June 08, 2015
Dean Baker
Truthout, June 8, 2015
View article at original source.
It is often said that the economy is too simple for economists to understand. This is clearly the story with the continuing weakness of the job market and the trade deficit. We are still down more than 3 million jobs from our trend level even with May’s strong growth. It should be pretty obvious that losing more than $500 billion a year in demand (@ 3.0 percent of GDP) to the trade deficit would be a serious drag on the economy and growth. But for some reason, economists insist on looking elsewhere for the problem.
The basic story should be familiar to anyone who has suffered through an intro economics course. There are four basic sources of demand in the economy: consumption, investment, government spending, and net exports. “Net exports” refers to the excess of exports over imports. If we export more than we import so that net exports are positive, then they add to demand in the economy. This means that in addition to the demand we generate domestically, trade is increasing demand in the economy.
However when we have a trade deficit and we import more than we export, trade is reducing demand in the economy. A portion of the demand being generated domestically is being filled by goods and services that are produced in other countries. From the standpoint of generating demand in the U.S. economy, an annual trade deficit of $500 billion has the same impact as consumers taking $500 billion out of their paychecks each year and stuffing it under their mattress.
If the economy were near full employment, then losing this demand would not be a problem. In that case it would mean that the trade deficit is allowing us to have more consumption, investment, or government services than would be possible if we were only relying on domestic production. But in a context where the economy is below full employment, the loss of demand to imports means that the economy is producing less than its potential and workers are needlessly going unemployed.
For some reason economists are reluctant to discuss the trade deficit as being a source of the economy’s weakness. Ever since the economy crashed in 2008 they have hyped weak consumer spending due to the debt overhang from the housing bubble as a main reason for the weak recovery.
This story never made very much sense. After all, even at the worst of the collapse of the housing market we never had much over 11 million underwater homeowners. How much more did we think these homeowners would spend if they weren’t underwater, $2,000 a year, $3,000 a year?
Where would they find the money? Is the typical underwater homeowner putting this much into savings each year which they would instead spend on consumption if they weren’t underwater?

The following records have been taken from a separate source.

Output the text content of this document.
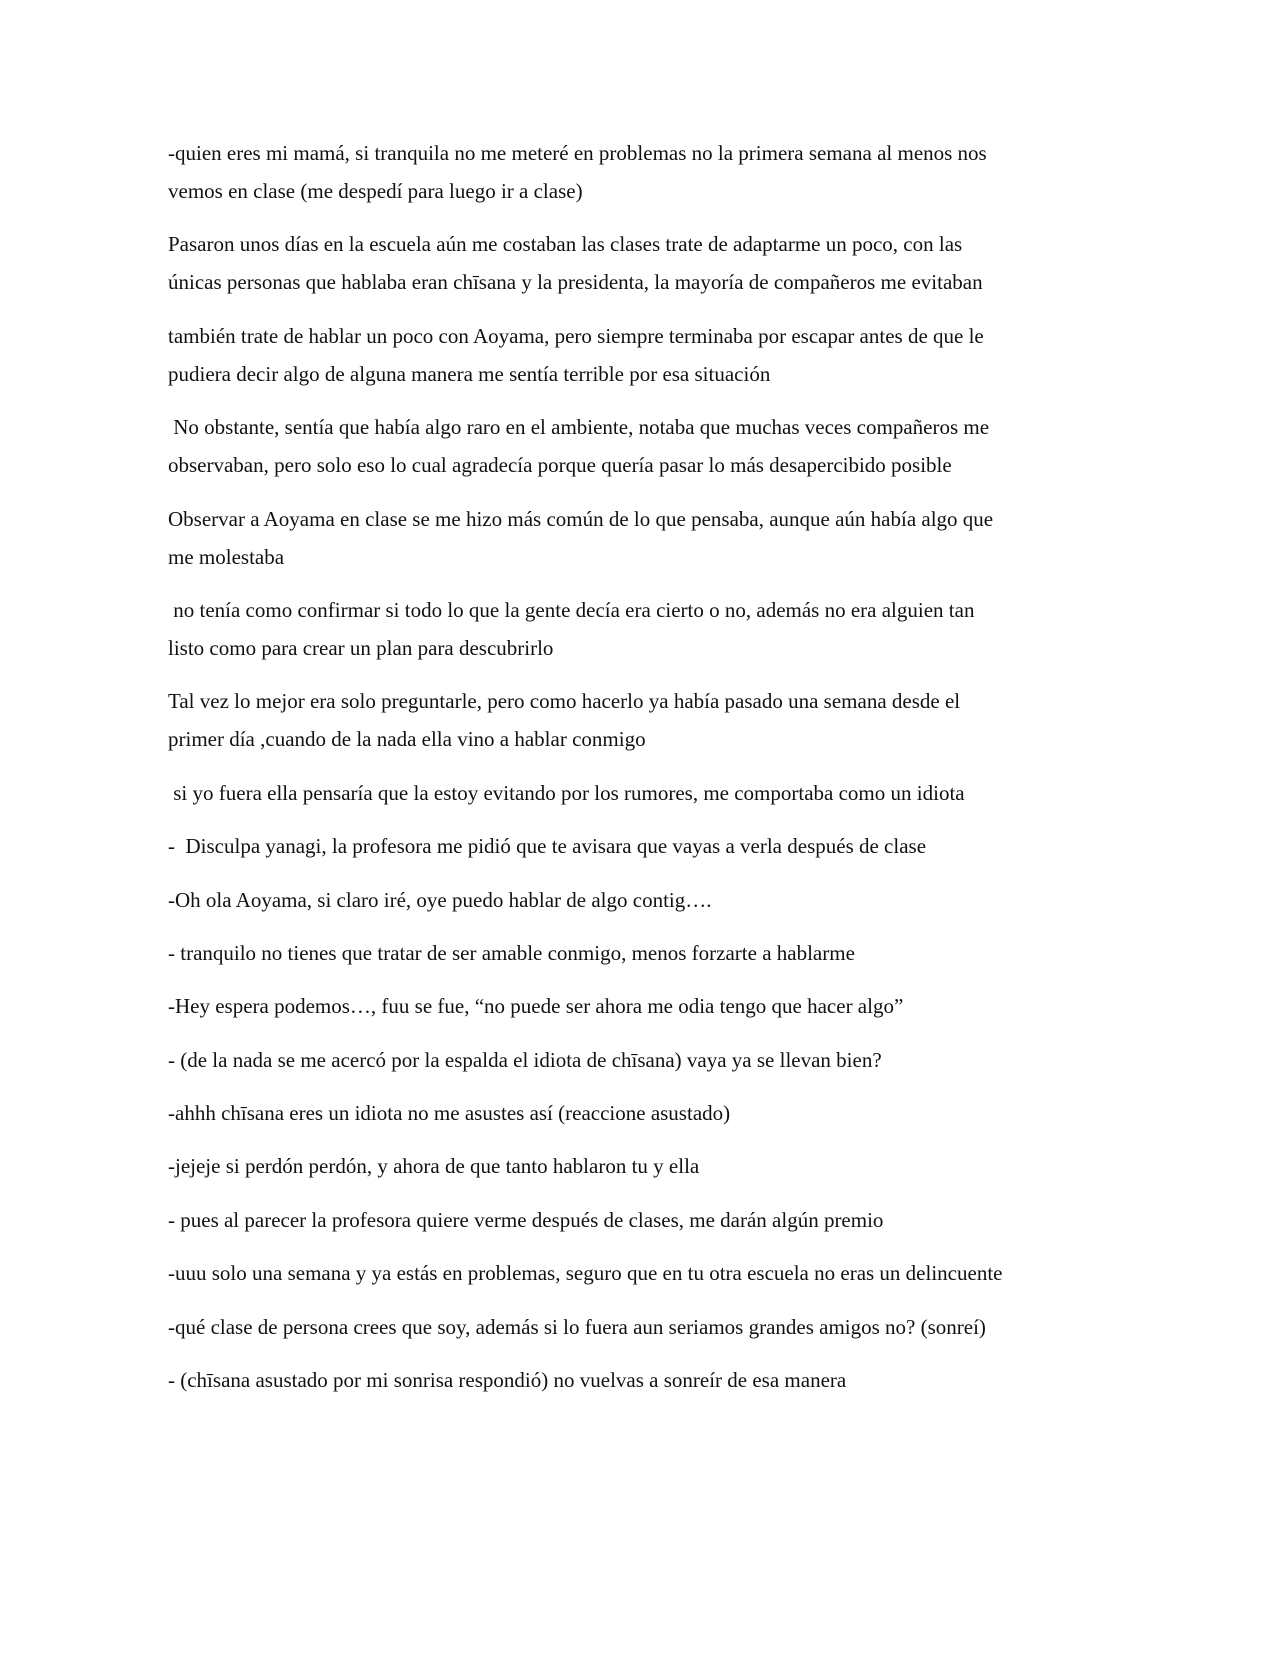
-quien eres mi mamá, si tranquila no me meteré en problemas no la primera semana al menos nos
vemos en clase (me despedí para luego ir a clase)

Pasaron unos días en la escuela aún me costaban las clases trate de adaptarme un poco, con las
únicas personas que hablaba eran chīsana y la presidenta, la mayoría de compañeros me evitaban

también trate de hablar un poco con Aoyama, pero siempre terminaba por escapar antes de que le
pudiera decir algo de alguna manera me sentía terrible por esa situación

No obstante, sentía que había algo raro en el ambiente, notaba que muchas veces compañeros me
observaban, pero solo eso lo cual agradecía porque quería pasar lo más desapercibido posible

Observar a Aoyama en clase se me hizo más común de lo que pensaba, aunque aún había algo que
me molestaba

no tenía como confirmar si todo lo que la gente decía era cierto o no, además no era alguien tan
listo como para crear un plan para descubrirlo

Tal vez lo mejor era solo preguntarle, pero como hacerlo ya había pasado una semana desde el
primer día ,cuando de la nada ella vino a hablar conmigo

si yo fuera ella pensaría que la estoy evitando por los rumores, me comportaba como un idiota

-  Disculpa yanagi, la profesora me pidió que te avisara que vayas a verla después de clase

-Oh ola Aoyama, si claro iré, oye puedo hablar de algo contig….

- tranquilo no tienes que tratar de ser amable conmigo, menos forzarte a hablarme

-Hey espera podemos…, fuu se fue, “no puede ser ahora me odia tengo que hacer algo”

- (de la nada se me acercó por la espalda el idiota de chīsana) vaya ya se llevan bien?

-ahhh chīsana eres un idiota no me asustes así (reaccione asustado)

-jejeje si perdón perdón, y ahora de que tanto hablaron tu y ella

- pues al parecer la profesora quiere verme después de clases, me darán algún premio

-uuu solo una semana y ya estás en problemas, seguro que en tu otra escuela no eras un delincuente

-qué clase de persona crees que soy, además si lo fuera aun seriamos grandes amigos no? (sonreí)

- (chīsana asustado por mi sonrisa respondió) no vuelvas a sonreír de esa manera
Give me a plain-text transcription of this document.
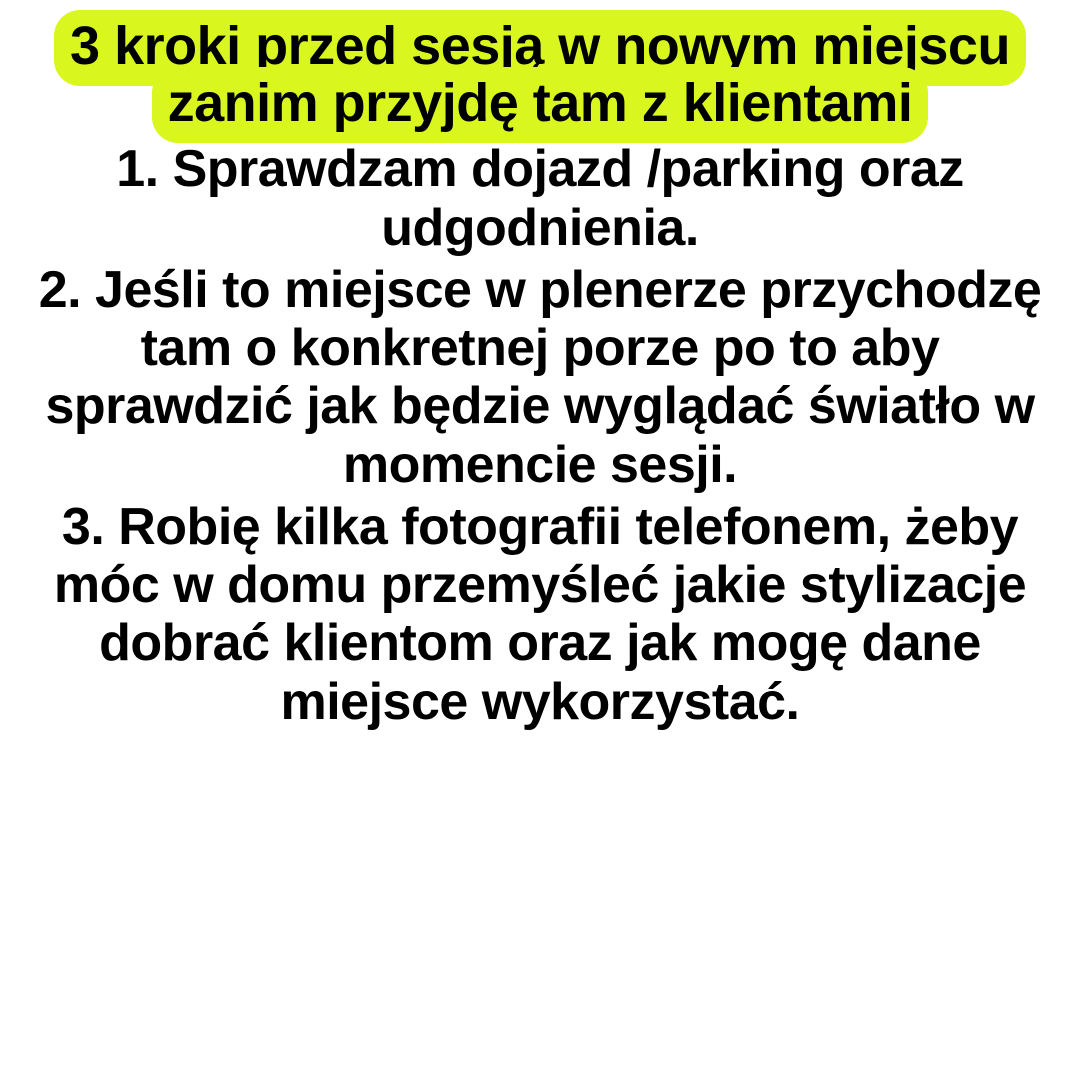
3 kroki przed sesją w nowym miejscu zanim przyjdę tam z klientami

1. Sprawdzam dojazd /parking oraz udgodnienia.

2. Jeśli to miejsce w plenerze przychodzę tam o konkretnej porze po to aby sprawdzić jak będzie wyglądać światło w momencie sesji.

3. Robię kilka fotografii telefonem, żeby móc w domu przemyśleć jakie stylizacje dobrać klientom oraz jak mogę dane miejsce wykorzystać.
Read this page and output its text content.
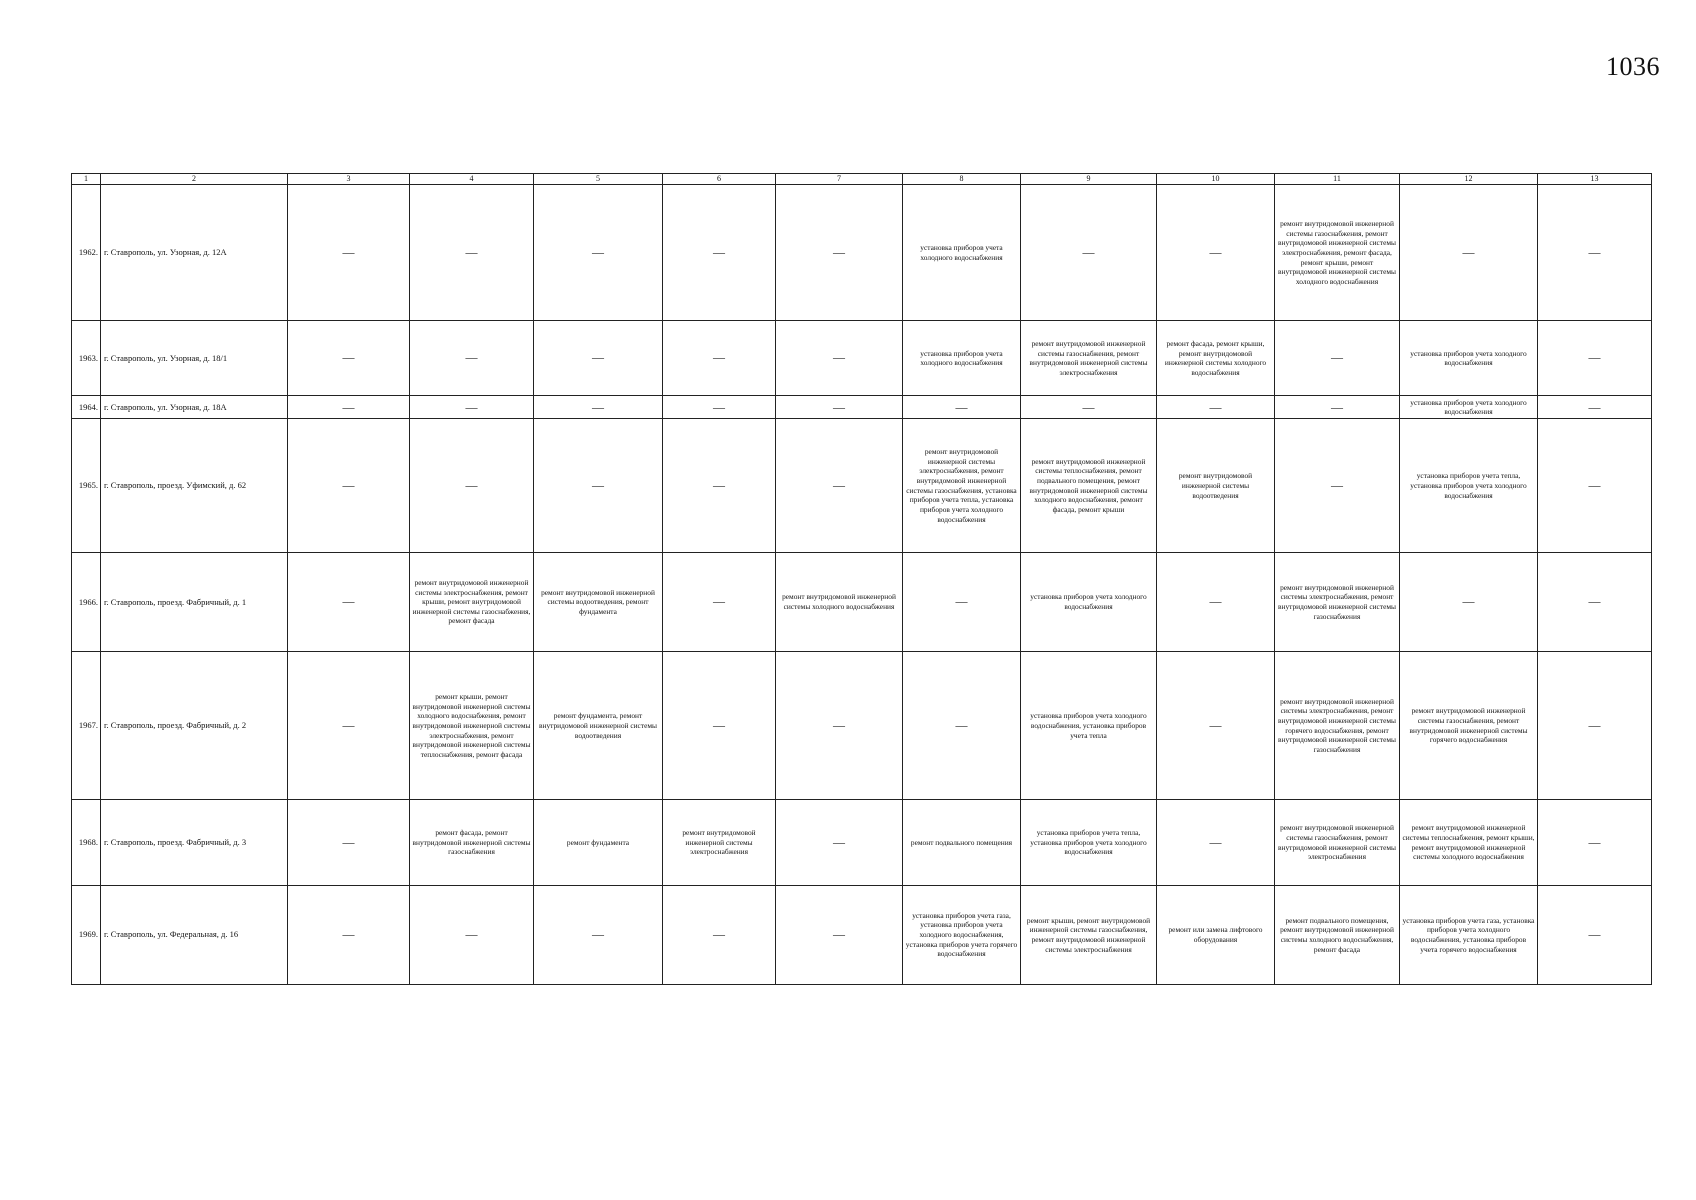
1036
1	2	3	4	5	6	7	8	9	10	11	12	13
1962.	г. Ставрополь, ул. Узорная, д. 12А	—	—	—	—	—	установка приборов учета холодного водоснабжения	—	—	ремонт внутридомовой инженерной системы газоснабжения, ремонт внутридомовой инженерной системы электроснабжения, ремонт фасада, ремонт крыши, ремонт внутридомовой инженерной системы холодного водоснабжения	—	—
1963.	г. Ставрополь, ул. Узорная, д. 18/1	—	—	—	—	—	установка приборов учета холодного водоснабжения	ремонт внутридомовой инженерной системы газоснабжения, ремонт внутридомовой инженерной системы электроснабжения	ремонт фасада, ремонт крыши, ремонт внутридомовой инженерной системы холодного водоснабжения	—	установка приборов учета холодного водоснабжения	—
1964.	г. Ставрополь, ул. Узорная, д. 18А	—	—	—	—	—	—	—	—	—	установка приборов учета холодного водоснабжения	—
1965.	г. Ставрополь, проезд. Уфимский, д. 62	—	—	—	—	—	ремонт внутридомовой инженерной системы электроснабжения, ремонт внутридомовой инженерной системы газоснабжения, установка приборов учета тепла, установка приборов учета холодного водоснабжения	ремонт внутридомовой инженерной системы теплоснабжения, ремонт подвального помещения, ремонт внутридомовой инженерной системы холодного водоснабжения, ремонт фасада, ремонт крыши	ремонт внутридомовой инженерной системы водоотведения	—	установка приборов учета тепла, установка приборов учета холодного водоснабжения	—
1966.	г. Ставрополь, проезд. Фабричный, д. 1	—	ремонт внутридомовой инженерной системы электроснабжения, ремонт крыши, ремонт внутридомовой инженерной системы газоснабжения, ремонт фасада	ремонт внутридомовой инженерной системы водоотведения, ремонт фундамента	—	ремонт внутридомовой инженерной системы холодного водоснабжения	—	установка приборов учета холодного водоснабжения	—	ремонт внутридомовой инженерной системы электроснабжения, ремонт внутридомовой инженерной системы газоснабжения	—	—
1967.	г. Ставрополь, проезд. Фабричный, д. 2	—	ремонт крыши, ремонт внутридомовой инженерной системы холодного водоснабжения, ремонт внутридомовой инженерной системы электроснабжения, ремонт внутридомовой инженерной системы теплоснабжения, ремонт фасада	ремонт фундамента, ремонт внутридомовой инженерной системы водоотведения	—	—	—	установка приборов учета холодного водоснабжения, установка приборов учета тепла	—	ремонт внутридомовой инженерной системы электроснабжения, ремонт внутридомовой инженерной системы горячего водоснабжения, ремонт внутридомовой инженерной системы газоснабжения	ремонт внутридомовой инженерной системы газоснабжения, ремонт внутридомовой инженерной системы горячего водоснабжения	—
1968.	г. Ставрополь, проезд. Фабричный, д. 3	—	ремонт фасада, ремонт внутридомовой инженерной системы газоснабжения	ремонт фундамента	ремонт внутридомовой инженерной системы электроснабжения	—	ремонт подвального помещения	установка приборов учета тепла, установка приборов учета холодного водоснабжения	—	ремонт внутридомовой инженерной системы газоснабжения, ремонт внутридомовой инженерной системы электроснабжения	ремонт внутридомовой инженерной системы теплоснабжения, ремонт крыши, ремонт внутридомовой инженерной системы холодного водоснабжения	—
1969.	г. Ставрополь, ул. Федеральная, д. 16	—	—	—	—	—	установка приборов учета газа, установка приборов учета холодного водоснабжения, установка приборов учета горячего водоснабжения	ремонт крыши, ремонт внутридомовой инженерной системы газоснабжения, ремонт внутридомовой инженерной системы электроснабжения	ремонт или замена лифтового оборудования	ремонт подвального помещения, ремонт внутридомовой инженерной системы холодного водоснабжения, ремонт фасада	установка приборов учета газа, установка приборов учета холодного водоснабжения, установка приборов учета горячего водоснабжения	—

Alternatively, is our counterfactual that the typical underwater homeowner would have otherwise borrowed this much each year, putting themselves deeper in debt, if they were not underwater in their homes?
Even if we want to say that these underwater homeowners would have spent more had their home prices not plummeted, it would not have much impact on the economy. If we take the $3,000 a year figure, and multiply it by 11 million underwater homeowners, this gets us $33 billion in additional consumption spending each year. Assuming second round effects from this spending (the people who get this money then spend much of it), this can get us to $50 billion a year, adding 0.3 percentage points to GDP. This is not trivial, but it hardly makes the difference between a robust recovery and what we have seen. Its economic impact is less than one-tenth as large as the impact of the trade deficit.
There is one final problem with the debt overhang story. Consumption is actually higher as a share of the economy today than it was before the collapse of the housing bubble. In other words, consumption is a larger factor in demand today than it was in the peak years of the housing bubble from 2004–2006. That should be a serious problem for a theory blaming a lack of consumption spending for the weak recovery, but not in economics.
This does not mean that we should not be looking to help the victims of the housing crisis. Unfortunately, the Obama administration was far more interested in rescuing the Wall Street banks than homeowners. Those still hanging on to underwater homes deserve at least as much help as the banks that profited by feeding the bubble.
But assisting these homeowners will not restore the economy to full employment. The key to getting to full employment is reducing the trade deficit. But this is too simple for economists to understand.